L’État a l’obligation de protéger efficacement les femmes et les filles contre la violence dans le cadre privé ou familial. La Constitution fédérale suisse garantit dans l’article 10 le droit à la vie et le droit à l’intégrité physique ainsi que l’interdiction des traitements cruels, inhumains ou dégradants. Selon l’article 11 de la CF, les enfants et les adolescents disposent du droit à une protection particulière de leur intégrité et à l’encouragement de leur développement.

Interdiction pénale de l’excision

Le code pénal (art. 124 CP) punit toute forme d’excision, peu importe le degré de gravité de l’E/MGF pratiquée. La peine est l’emprisonnement pour une durée allant jusqu’à dix ans ou une amende:

Le fait que l’intervention affecte des fonctions corporelles ou pas ne joue aucun rôle. De même, le fait que l’intervention ait été pratiquée dans des conditions hygiéniques et médicales irréprochables ou pas ne constitue pas un critère.

Auteures et auteurs: qui est puni?

La loi punit en premier lieu la personne qui pratique l’excision, c’est-à-dire soit l’exciseuse ou l’exciseur, soit les professionnels de la santé. Les parents ou les proches sont également passibles de la même peine lorsqu’ils ont organisé l’excision ou y ont donné leur accord. La simple présence de parents lors de l’exécution de l’acte suffit à justifier la complicité. Il suffit donc pour une peine que les parents aient contribué de manière déterminante à la planification de l’excision, p. ex. en organisant un voyage de la fille dans un pays où l’excision est pratiquée.

Toute personne qui incite à la pratique d’une E/MGF est également passible d’une sanction (art. 24 CP).

La réalisation de l’acte à l’étranger est également punissable

La disposition pénale de l’art. 124 CP veut empêcher l’envoi des filles dans leur pays d’origine ou dans tout autre pays pour y subir une excision. L’E/MGF est dont également punissable en Suisse lorsqu’elle est ou a été pratiquée à l’étranger. Le fait que l’E/MGF soit également interdite dans le pays concerné ou pas ne joue aucun rôle.

Le fait que la personne accusée soit domiciliée en Suisse ne constitue pas une condition pour engager une procédure pénale.

Selon l’énoncé de la disposition, les personnes ayant pratiqué ou rendu possible l’acte avant l’arrivée en Suisse doivent également être poursuivies d’office. Cela concerne surtout les cas où les parents font exciser leur fille avant de quitter leur pays d’origine.

Prescription de l’acte

L’action pénale est prescrite au bout de 15 ans.
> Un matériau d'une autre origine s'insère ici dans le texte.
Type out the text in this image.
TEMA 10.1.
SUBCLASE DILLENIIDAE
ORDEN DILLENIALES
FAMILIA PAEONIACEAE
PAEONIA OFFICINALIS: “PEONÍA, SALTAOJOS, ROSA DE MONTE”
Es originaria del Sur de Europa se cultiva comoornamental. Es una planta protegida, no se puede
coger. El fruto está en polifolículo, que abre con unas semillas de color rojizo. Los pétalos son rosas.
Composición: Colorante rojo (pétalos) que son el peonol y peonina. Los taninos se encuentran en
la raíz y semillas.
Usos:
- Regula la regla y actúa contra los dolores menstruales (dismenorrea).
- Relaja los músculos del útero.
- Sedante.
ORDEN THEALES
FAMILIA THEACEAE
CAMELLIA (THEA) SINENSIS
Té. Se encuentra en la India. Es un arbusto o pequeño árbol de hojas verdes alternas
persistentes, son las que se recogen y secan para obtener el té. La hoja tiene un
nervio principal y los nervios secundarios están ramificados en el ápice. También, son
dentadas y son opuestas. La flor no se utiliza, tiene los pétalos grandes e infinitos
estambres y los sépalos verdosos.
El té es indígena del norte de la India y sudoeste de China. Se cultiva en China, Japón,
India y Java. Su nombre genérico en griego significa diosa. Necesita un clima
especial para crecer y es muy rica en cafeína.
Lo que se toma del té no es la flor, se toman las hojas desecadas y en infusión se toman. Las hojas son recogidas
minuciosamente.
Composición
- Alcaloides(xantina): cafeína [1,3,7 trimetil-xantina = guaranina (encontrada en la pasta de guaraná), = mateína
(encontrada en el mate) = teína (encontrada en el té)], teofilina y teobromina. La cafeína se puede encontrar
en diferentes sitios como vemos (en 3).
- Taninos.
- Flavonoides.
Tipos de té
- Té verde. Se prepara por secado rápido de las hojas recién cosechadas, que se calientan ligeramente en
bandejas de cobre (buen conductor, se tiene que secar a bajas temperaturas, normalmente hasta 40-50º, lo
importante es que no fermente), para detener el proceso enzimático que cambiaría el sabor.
Dans la mesure où l’acte vise un enfant de moins de 16 ans, le délai de prescription dure cependant au moins jusqu’aux 25 ans révolus de la victime (art. 97 al. 2 CP). Il est donc possible d’engager une procédure pénale jusqu’à cette date.

Infraction à d’autres dispositions pénales

Dans certaines circonstances, d’autres infractions aux dispositions pénales peuvent être commises en relation avec la commission de l’infraction «excision», ce qui est susceptible d’aggraver la peine encourue. Sont notamment concernées ici les infractions suivantes: 

§     Mise en danger de la vie (art. 129 CP)

§      Coercition (art. 181 CP)

§     Séquestration et enlèvement (art. 183 CP)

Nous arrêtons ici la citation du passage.